Actually not the whole disk (except if you are going to install GRUB's boot/core images on another device, but the full /boot, including /boot/grub, can be encrypted.

However my opinion is that encrypting /boot provides little benefit in general. Here is why.

Encryption provides two main benefits : confidentiality and tamper-proof. There is nothing confidential in /boot, but if tamper-proof matters to you then all the boot components, including GRUB's boot/core images, which cannot be encrypted, must be tamper-proof too. This can be achieved by installing them on a write-only device, or on a removable device used only for booting, or using some "trusted computing" framework (UEFI secure boot, TPM module...).

I recently stumbled across a post where the procedure is explained using
archlinux as an example.  I’m not sure whether debian includes a version
of Grub which can also do so, but in principle an unencrypted /boot
partition is not needed.

The version of GRUB included in Jessie at least can handle an encrypted /boot. However the Debian installer does not handle this case correctly.
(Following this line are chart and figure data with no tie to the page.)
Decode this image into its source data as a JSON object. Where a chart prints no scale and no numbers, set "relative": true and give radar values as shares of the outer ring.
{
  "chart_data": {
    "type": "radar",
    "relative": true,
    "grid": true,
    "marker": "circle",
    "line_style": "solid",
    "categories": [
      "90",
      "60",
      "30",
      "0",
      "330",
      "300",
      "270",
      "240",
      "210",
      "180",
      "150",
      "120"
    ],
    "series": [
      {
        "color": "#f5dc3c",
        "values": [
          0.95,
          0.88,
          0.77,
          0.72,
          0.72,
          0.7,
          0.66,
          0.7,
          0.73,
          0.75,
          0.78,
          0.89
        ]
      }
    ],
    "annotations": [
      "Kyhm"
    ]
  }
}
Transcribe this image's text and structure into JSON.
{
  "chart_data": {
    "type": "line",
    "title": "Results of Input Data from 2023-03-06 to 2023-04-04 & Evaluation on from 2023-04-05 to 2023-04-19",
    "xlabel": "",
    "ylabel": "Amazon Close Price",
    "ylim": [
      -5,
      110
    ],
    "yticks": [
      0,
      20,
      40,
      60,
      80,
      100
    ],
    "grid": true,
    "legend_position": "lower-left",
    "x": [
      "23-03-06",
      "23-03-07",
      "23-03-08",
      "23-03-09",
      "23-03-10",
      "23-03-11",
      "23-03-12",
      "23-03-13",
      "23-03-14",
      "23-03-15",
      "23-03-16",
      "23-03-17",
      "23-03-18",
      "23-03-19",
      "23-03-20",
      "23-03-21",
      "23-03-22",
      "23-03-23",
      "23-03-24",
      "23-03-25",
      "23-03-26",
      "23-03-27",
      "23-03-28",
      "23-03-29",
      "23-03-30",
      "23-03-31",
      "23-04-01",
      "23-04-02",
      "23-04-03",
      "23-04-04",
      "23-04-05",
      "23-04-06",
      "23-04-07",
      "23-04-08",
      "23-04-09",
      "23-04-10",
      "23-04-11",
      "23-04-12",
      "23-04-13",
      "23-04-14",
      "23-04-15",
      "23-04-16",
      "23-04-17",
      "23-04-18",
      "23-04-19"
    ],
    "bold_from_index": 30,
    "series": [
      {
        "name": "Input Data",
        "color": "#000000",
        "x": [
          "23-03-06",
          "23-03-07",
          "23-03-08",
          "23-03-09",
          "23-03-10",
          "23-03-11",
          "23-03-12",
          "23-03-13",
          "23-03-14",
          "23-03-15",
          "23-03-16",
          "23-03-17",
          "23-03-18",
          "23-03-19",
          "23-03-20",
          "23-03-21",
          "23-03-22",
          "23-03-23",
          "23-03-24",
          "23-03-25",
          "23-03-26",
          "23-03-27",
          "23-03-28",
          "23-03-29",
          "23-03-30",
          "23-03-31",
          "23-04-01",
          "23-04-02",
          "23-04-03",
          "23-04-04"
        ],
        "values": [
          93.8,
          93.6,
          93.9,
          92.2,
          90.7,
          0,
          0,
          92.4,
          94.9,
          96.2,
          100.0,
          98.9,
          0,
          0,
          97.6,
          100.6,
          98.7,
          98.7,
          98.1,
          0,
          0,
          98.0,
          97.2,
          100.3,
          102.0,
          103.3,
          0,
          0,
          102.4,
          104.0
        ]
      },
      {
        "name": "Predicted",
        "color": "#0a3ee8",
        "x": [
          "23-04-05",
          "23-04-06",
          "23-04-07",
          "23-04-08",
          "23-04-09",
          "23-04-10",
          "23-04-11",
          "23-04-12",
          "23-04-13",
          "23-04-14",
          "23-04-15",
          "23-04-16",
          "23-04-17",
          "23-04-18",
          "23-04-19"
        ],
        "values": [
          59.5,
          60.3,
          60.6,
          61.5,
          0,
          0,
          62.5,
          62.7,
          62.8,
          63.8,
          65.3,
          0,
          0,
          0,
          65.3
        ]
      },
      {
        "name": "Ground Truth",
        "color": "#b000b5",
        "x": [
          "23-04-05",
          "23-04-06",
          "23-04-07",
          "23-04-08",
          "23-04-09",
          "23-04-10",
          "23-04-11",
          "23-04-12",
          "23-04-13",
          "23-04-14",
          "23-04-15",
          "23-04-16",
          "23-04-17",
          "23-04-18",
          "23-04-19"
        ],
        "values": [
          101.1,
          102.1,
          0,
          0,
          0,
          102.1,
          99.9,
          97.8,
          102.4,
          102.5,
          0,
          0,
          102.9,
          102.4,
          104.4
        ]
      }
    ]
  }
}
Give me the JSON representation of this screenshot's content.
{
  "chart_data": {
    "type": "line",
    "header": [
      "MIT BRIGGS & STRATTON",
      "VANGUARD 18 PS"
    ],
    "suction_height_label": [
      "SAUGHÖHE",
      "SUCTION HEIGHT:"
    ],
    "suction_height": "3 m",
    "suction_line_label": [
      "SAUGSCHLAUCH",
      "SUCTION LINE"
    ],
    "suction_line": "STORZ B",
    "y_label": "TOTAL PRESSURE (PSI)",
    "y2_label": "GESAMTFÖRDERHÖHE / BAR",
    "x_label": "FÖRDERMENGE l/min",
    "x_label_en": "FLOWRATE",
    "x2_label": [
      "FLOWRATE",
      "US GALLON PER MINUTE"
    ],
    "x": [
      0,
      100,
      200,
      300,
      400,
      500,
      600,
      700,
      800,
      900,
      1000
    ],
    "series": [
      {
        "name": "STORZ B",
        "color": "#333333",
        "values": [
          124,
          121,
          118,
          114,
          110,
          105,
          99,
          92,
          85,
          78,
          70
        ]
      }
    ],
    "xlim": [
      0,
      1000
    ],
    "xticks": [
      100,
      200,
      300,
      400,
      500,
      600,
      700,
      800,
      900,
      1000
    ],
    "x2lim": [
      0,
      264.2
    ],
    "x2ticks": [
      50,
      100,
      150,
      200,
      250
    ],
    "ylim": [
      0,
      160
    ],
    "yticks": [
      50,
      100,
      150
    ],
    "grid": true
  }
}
You must add the following line in /etc/default/grub in order for grub-install to install the core image with crypto modules and for update-grub to generate a proper grub.cfg :

GRUB_ENABLE_CRYPTODISK=y

(not =1 or =true as seen on some documentation)

The procedure in the post you point to is flawed in Debian Jessie : if you run update-grub or grub-mkconfig before adding the line in /etc/default/grub, it won't add the required "cryptomount" commands to open encrypted devices. Actually it is grub-mkconfig which is broken : if the line is present, it adds an cryptomount command in every menu entry, even when not needed (and generates boot-time errors). If the line is missing, it adds insmod commands to load crypto modules when needed but not the cryptomount commands.